If we want to see real progress in health care, we must move beyond the political arena and figure out how researchers, care providers, payers, and patients can make better health-related decisions with technology. There are five areas where the past year’s health reform debate is largely missing the mark.
1. Define “better.” A workable definition of better might be “delivering therapies that will work safely for that patient.” The HITECH act uses "meaningful use" to describe a successful organization's adoption of electronic health records for purposes of qualification for federal funding. More generally, "better" seems synonymous with cheaper, faster, more electronic, more visible, and/or more efficient. Though those dimensions are important, "better" should at least include the perspective of a patient's health. We should be more intelligent in our use of advanced analytics to target and predict positive patient outcomes.

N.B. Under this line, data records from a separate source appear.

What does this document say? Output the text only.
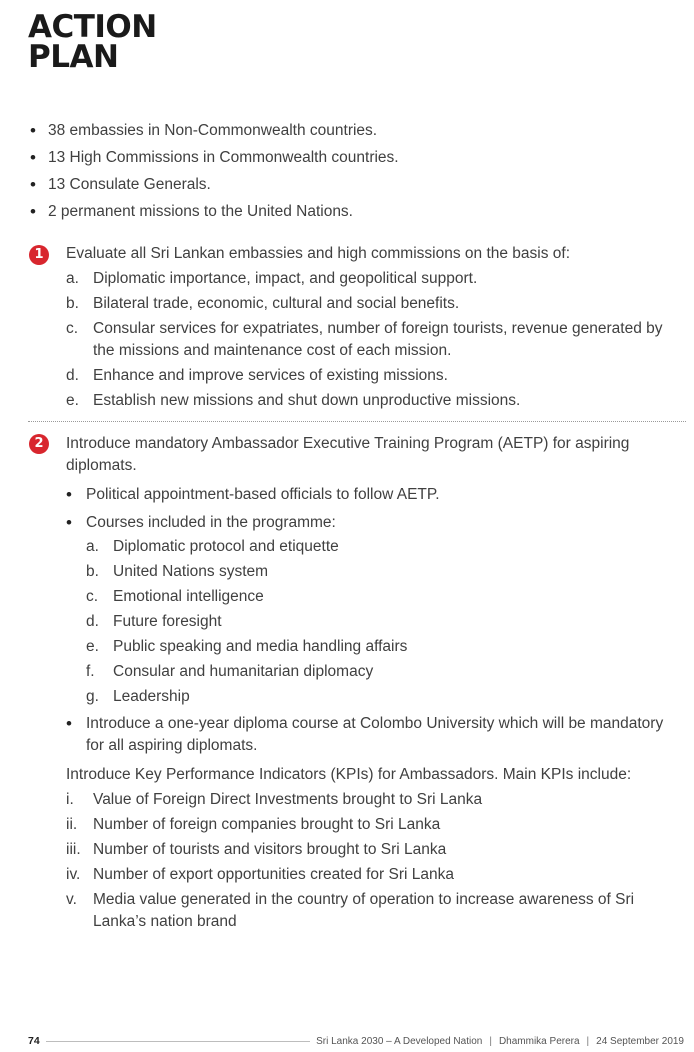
ACTION
PLAN
• 38 embassies in Non-Commonwealth countries.
• 13 High Commissions in Commonwealth countries.
• 13 Consulate Generals.
• 2 permanent missions to the United Nations.
1	Evaluate all Sri Lankan embassies and high commissions on the basis of:
a. Diplomatic importance, impact, and geopolitical support.
b. Bilateral trade, economic, cultural and social benefits.
c. Consular services for expatriates, number of foreign tourists, revenue generated by the missions and maintenance cost of each mission.
d. Enhance and improve services of existing missions.
e. Establish new missions and shut down unproductive missions.
2	Introduce mandatory Ambassador Executive Training Program (AETP) for aspiring diplomats.
• Political appointment-based officials to follow AETP.
• Courses included in the programme:
a. Diplomatic protocol and etiquette
b. United Nations system
c. Emotional intelligence
d. Future foresight
e. Public speaking and media handling affairs
f. Consular and humanitarian diplomacy
g. Leadership
• Introduce a one-year diploma course at Colombo University which will be mandatory for all aspiring diplomats.
Introduce Key Performance Indicators (KPIs) for Ambassadors. Main KPIs include:
i. Value of Foreign Direct Investments brought to Sri Lanka
ii. Number of foreign companies brought to Sri Lanka
iii. Number of tourists and visitors brought to Sri Lanka
iv. Number of export opportunities created for Sri Lanka
v. Media value generated in the country of operation to increase awareness of Sri Lanka’s nation brand
74	Sri Lanka 2030 – A Developed Nation | Dhammika Perera | 24 September 2019
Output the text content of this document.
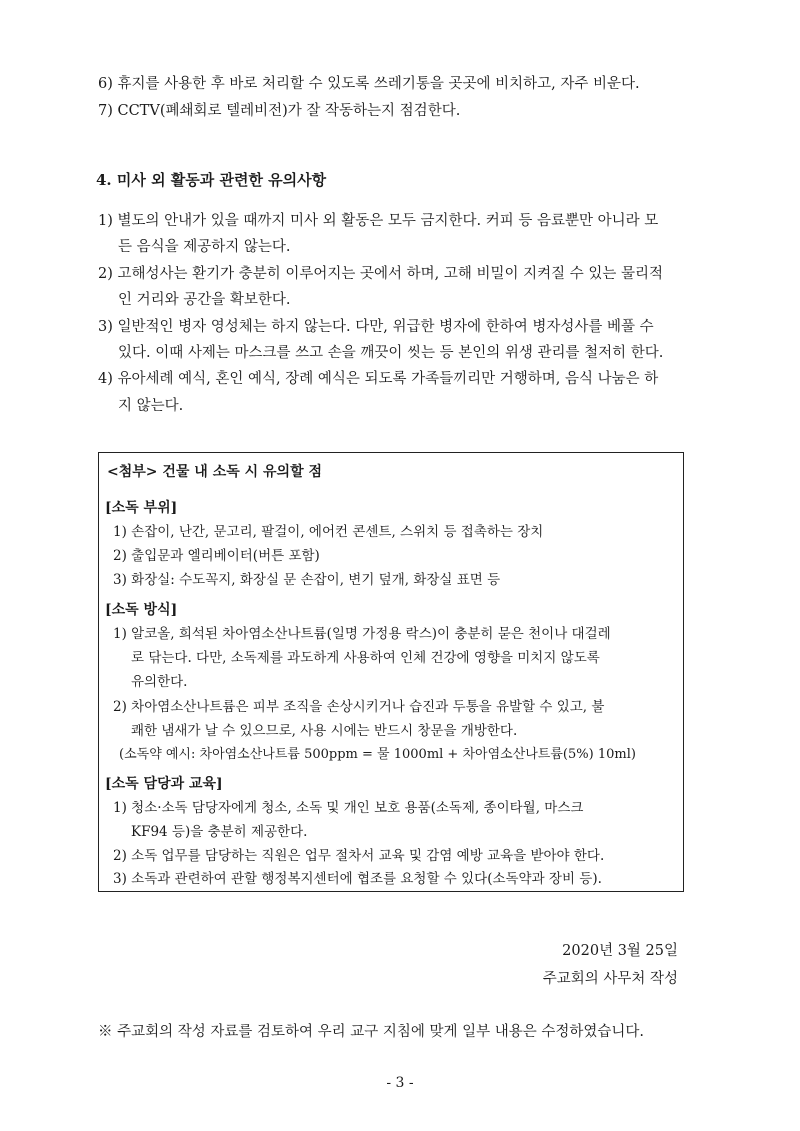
6) 휴지를 사용한 후 바로 처리할 수 있도록 쓰레기통을 곳곳에 비치하고, 자주 비운다.
7) CCTV(폐쇄회로 텔레비전)가 잘 작동하는지 점검한다.
4. 미사 외 활동과 관련한 유의사항
1) 별도의 안내가 있을 때까지 미사 외 활동은 모두 금지한다. 커피 등 음료뿐만 아니라 모
든 음식을 제공하지 않는다.
2) 고해성사는 환기가 충분히 이루어지는 곳에서 하며, 고해 비밀이 지켜질 수 있는 물리적
인 거리와 공간을 확보한다.
3) 일반적인 병자 영성체는 하지 않는다. 다만, 위급한 병자에 한하여 병자성사를 베풀 수
있다. 이때 사제는 마스크를 쓰고 손을 깨끗이 씻는 등 본인의 위생 관리를 철저히 한다.
4) 유아세례 예식, 혼인 예식, 장례 예식은 되도록 가족들끼리만 거행하며, 음식 나눔은 하
지 않는다.
<첨부> 건물 내 소독 시 유의할 점
[소독 부위]
1) 손잡이, 난간, 문고리, 팔걸이, 에어컨 콘센트, 스위치 등 접촉하는 장치
2) 출입문과 엘리베이터(버튼 포함)
3) 화장실: 수도꼭지, 화장실 문 손잡이, 변기 덮개, 화장실 표면 등
[소독 방식]
1) 알코올, 희석된 차아염소산나트륨(일명 가정용 락스)이 충분히 묻은 천이나 대걸레
로 닦는다. 다만, 소독제를 과도하게 사용하여 인체 건강에 영향을 미치지 않도록
유의한다.
2) 차아염소산나트륨은 피부 조직을 손상시키거나 습진과 두통을 유발할 수 있고, 불
쾌한 냄새가 날 수 있으므로, 사용 시에는 반드시 창문을 개방한다.
(소독약 예시: 차아염소산나트륨 500ppm = 물 1000ml + 차아염소산나트륨(5%) 10ml)
[소독 담당과 교육]
1) 청소·소독 담당자에게 청소, 소독 및 개인 보호 용품(소독제, 종이타월, 마스크
KF94 등)을 충분히 제공한다.
2) 소독 업무를 담당하는 직원은 업무 절차서 교육 및 감염 예방 교육을 받아야 한다.
3) 소독과 관련하여 관할 행정복지센터에 협조를 요청할 수 있다(소독약과 장비 등).
2020년 3월 25일
주교회의 사무처 작성
※ 주교회의 작성 자료를 검토하여 우리 교구 지침에 맞게 일부 내용은 수정하였습니다.
- 3 -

2. Decision-oriented data collection The value of information is only in what you can do with that information. The current focus on electronic health records and related infrastructure risks side-stepping the real work in figuring out what to do with all that information. And if you don’t know what you are going to do with data, you won’t collect it properly. We have started to see some acknowledgment of this problem, but much more work is needed. Currently, clinical decision support will be considered in phase 3 of many organizations' adoption of electronic health records — far too late to properly inform implementation plans.